Some athletes wow us with their toughness. Others move us as inspirations. Twenty-three-year-old Garrett Holeve is one of the few who does both.
Holeve is one of the brave and the bold. He’s a young man with Down syndrome who chooses to believe in his ability instead of focusing on his disability as he trains to be a mixed martial arts fighter.
“From the minute Garrett was born, we never put limitations on him,” said Holeve’s father Mitch in an interview with Fuel TV. “And he’s made us realize just how much he can achieve.”
At his gym in Weston, Florida Holeve turns plenty of heads, but not because he has Down syndrome. After training for more than two years, he’s gaining attention from his peers because he is becoming an extremely skilled competitor. He’s earned so much respect at the facility that his training partners affectionately call him “G Money.”
“Me and him have the same exact training. We both want to be fighters. His determination and his level of commitment helps me get up everyday,” another aspiring fighter told Fuel TV.
His training has also improved his self-esteem and his confidence. After getting in the best shape of his life, Holeve has begun to compete in actual mixed martial arts fights and wants to take his passion for the sport to the professional level.
“I will go for a contract for the UFC, get the contract, sign it, and be on UFC,” Holeve told the Broward Palm Beach New Times.

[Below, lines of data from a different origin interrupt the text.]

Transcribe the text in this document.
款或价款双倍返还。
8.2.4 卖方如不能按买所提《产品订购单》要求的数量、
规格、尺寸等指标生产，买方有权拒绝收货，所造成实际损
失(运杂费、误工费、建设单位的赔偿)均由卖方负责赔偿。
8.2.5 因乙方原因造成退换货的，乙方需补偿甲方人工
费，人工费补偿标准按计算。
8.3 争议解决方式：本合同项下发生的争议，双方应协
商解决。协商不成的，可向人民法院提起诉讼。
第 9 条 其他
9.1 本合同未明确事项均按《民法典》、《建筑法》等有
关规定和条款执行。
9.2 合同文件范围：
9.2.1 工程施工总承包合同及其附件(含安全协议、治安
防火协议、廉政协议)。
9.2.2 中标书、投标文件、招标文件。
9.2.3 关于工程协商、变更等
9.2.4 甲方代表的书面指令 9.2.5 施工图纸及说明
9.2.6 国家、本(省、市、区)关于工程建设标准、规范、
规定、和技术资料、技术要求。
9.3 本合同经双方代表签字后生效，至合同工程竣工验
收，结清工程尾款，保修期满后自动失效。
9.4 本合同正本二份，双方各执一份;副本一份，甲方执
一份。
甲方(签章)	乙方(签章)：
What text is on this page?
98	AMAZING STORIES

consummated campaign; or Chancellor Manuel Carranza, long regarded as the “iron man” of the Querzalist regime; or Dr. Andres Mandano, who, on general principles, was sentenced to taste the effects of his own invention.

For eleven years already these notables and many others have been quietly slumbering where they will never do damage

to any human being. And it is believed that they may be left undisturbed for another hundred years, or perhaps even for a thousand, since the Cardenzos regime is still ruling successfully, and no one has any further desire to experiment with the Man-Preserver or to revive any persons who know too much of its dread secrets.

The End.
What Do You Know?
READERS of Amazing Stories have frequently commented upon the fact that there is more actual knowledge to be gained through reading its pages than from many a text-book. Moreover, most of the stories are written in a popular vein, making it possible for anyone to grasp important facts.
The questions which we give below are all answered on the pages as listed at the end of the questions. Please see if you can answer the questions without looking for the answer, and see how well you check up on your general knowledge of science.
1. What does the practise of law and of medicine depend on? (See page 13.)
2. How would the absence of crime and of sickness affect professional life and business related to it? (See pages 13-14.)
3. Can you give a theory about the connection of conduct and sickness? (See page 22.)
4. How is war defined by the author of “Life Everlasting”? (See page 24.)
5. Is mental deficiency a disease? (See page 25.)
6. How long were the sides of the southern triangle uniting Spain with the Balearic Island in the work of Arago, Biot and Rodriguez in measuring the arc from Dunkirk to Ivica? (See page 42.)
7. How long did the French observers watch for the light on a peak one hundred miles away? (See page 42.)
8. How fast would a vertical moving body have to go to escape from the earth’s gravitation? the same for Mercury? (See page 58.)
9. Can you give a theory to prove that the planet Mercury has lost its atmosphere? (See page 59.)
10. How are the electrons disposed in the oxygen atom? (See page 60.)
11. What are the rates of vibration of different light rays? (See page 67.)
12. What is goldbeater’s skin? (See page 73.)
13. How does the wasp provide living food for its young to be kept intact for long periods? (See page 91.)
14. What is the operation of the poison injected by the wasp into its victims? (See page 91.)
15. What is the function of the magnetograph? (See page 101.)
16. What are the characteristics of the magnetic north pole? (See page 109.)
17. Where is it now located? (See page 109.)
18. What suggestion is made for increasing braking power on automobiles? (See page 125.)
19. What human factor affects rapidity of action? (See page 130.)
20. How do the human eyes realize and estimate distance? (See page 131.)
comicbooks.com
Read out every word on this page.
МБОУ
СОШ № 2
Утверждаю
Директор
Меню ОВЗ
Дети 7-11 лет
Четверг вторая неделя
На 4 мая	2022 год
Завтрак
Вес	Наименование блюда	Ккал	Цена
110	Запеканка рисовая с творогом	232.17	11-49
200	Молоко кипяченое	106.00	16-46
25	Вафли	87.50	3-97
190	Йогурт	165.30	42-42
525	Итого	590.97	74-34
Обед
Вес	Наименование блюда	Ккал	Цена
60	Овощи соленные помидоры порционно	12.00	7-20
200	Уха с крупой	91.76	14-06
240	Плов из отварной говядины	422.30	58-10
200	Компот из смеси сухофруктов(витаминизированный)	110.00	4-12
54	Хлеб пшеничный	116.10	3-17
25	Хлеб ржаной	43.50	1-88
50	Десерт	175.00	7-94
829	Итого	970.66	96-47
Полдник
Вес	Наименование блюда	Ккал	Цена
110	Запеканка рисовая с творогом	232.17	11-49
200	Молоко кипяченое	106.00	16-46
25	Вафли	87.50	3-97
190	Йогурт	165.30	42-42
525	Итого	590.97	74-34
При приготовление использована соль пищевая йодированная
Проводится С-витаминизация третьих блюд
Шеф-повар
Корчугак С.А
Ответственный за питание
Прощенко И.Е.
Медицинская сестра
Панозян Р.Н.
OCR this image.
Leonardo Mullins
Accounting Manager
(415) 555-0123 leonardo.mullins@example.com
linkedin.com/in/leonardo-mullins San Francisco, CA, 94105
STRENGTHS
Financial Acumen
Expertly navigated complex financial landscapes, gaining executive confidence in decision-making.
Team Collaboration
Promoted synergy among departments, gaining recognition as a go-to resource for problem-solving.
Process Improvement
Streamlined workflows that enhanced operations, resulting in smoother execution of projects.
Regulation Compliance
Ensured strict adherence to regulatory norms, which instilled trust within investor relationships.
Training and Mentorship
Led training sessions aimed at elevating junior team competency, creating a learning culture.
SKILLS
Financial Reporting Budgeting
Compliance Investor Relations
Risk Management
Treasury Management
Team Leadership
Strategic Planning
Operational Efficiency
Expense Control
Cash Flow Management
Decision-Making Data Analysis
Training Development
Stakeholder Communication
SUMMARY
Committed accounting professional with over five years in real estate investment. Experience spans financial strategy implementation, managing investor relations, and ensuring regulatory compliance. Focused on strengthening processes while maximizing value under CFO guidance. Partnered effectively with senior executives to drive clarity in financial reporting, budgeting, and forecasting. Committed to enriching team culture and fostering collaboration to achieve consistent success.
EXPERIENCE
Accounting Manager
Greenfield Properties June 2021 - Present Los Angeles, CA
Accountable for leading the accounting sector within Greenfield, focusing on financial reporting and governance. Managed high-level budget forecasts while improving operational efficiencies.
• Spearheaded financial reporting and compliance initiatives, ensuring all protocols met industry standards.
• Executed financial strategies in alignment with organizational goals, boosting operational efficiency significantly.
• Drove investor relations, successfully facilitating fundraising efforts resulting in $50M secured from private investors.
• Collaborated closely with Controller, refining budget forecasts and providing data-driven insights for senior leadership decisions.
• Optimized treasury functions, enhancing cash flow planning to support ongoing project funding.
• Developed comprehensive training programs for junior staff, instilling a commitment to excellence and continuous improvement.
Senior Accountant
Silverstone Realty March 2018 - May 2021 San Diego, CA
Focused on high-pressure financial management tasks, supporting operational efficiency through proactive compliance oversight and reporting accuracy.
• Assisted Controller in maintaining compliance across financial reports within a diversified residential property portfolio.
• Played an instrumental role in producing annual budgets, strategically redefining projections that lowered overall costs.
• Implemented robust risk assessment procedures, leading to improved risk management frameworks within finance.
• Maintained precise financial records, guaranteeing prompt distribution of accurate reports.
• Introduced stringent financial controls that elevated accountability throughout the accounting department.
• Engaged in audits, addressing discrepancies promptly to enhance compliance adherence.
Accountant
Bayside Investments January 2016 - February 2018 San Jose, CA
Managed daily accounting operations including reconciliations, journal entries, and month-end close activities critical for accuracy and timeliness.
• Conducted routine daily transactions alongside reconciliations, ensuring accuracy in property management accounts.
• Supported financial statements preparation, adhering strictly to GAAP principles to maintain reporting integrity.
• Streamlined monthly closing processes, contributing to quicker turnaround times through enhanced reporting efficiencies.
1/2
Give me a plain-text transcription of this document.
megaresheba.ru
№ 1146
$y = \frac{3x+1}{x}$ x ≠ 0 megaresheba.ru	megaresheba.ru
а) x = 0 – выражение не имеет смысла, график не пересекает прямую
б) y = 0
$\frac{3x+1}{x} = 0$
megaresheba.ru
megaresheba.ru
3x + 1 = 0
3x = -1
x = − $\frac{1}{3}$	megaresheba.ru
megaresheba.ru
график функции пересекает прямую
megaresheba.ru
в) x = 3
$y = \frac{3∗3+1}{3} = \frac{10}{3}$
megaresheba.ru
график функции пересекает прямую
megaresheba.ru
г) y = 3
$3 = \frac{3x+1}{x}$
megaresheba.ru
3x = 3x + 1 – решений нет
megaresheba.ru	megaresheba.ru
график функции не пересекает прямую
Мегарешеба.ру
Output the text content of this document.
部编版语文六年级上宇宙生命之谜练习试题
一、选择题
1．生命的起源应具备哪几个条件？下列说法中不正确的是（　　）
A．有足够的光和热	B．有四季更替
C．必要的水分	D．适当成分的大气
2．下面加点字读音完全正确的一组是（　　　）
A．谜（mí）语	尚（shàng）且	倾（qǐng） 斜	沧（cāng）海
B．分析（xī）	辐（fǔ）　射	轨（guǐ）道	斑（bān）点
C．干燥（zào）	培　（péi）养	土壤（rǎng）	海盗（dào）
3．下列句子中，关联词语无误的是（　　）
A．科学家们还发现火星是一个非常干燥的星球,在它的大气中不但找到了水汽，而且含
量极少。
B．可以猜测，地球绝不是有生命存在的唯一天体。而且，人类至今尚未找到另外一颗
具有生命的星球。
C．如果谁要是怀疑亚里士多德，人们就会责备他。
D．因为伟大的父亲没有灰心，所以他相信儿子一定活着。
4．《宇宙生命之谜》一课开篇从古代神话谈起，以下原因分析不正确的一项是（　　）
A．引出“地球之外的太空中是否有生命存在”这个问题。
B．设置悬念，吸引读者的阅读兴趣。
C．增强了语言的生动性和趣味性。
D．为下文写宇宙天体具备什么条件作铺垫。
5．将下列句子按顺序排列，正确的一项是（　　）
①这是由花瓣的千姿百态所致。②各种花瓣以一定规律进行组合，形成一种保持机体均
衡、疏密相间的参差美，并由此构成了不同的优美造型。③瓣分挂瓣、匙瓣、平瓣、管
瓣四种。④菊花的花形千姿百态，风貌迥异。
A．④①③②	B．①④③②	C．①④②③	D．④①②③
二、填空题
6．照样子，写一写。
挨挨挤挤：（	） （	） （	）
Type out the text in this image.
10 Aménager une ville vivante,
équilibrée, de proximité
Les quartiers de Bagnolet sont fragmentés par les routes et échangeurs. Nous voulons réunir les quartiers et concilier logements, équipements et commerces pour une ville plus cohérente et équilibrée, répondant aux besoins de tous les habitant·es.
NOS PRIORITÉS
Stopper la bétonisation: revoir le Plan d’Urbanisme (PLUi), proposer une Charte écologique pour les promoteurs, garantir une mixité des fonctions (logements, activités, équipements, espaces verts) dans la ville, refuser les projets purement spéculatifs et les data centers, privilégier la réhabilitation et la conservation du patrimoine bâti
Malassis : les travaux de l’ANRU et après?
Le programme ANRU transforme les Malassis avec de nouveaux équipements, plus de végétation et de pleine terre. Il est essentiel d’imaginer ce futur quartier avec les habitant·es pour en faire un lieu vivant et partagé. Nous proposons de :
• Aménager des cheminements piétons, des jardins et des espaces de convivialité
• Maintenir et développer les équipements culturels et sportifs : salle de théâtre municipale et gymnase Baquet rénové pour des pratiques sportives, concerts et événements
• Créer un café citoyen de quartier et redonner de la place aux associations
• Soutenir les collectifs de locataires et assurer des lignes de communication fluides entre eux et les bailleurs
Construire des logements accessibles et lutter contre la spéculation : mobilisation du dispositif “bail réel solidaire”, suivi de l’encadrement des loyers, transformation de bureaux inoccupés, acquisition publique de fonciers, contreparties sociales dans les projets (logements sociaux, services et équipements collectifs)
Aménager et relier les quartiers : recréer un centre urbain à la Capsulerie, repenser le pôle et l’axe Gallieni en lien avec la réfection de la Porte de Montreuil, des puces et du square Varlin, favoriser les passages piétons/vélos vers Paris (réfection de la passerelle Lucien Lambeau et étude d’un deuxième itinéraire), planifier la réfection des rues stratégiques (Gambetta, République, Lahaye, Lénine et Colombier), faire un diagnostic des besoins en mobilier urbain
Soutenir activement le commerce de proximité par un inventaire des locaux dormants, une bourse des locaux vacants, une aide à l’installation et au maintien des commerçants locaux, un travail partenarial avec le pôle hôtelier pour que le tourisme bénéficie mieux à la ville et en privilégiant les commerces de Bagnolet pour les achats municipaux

Holeve has proven he has the ambition, the dedication and the drive to be successful within the sport, but unfortunately he hasn’t gotten much opportunity to compete because some are still weary of fighting someone with a disability. There are also few other special needs fighters like Holeve and events like the Special Olympics haven’t given much thought to including mixed martial arts as a sport.
The Holeve family is hoping to change that, but at the very least wants to encourage other families with special needs children to pursue MMA. Along with the help from Holeve’s trainer and former UFC fighter Stephan Bonnar, Holeve’s father Mitch has started a foundation called Garrett’s Fight. The foundation aims to bring more awareness to the benefits of MMA training for disabled young people, as well as to present MMA training as a viable option for families who want to become more active.
“Garrett was in denial about his Down syndrome. Now, he’s proud of it. We’ve gotten to the point where we want to get others involved in it because we know the good that’s come from it,” Mitch Holeve said.
With his new-found confidence and experience, Holeve now helps train children and even other young people with disabilities such as Down syndrome.
“Our goal is just to get the word out and maybe we’ll find some special-needs kids we can start training and have our own little Special Olympics for the kids who want to do this,” Mitch Holeve said.
Although MMA will not likely be included in a Special Olympics-type event anytime soon, one thing is certain. Garrett will never give up and continue to fight for what he believes in and what he is passionate about.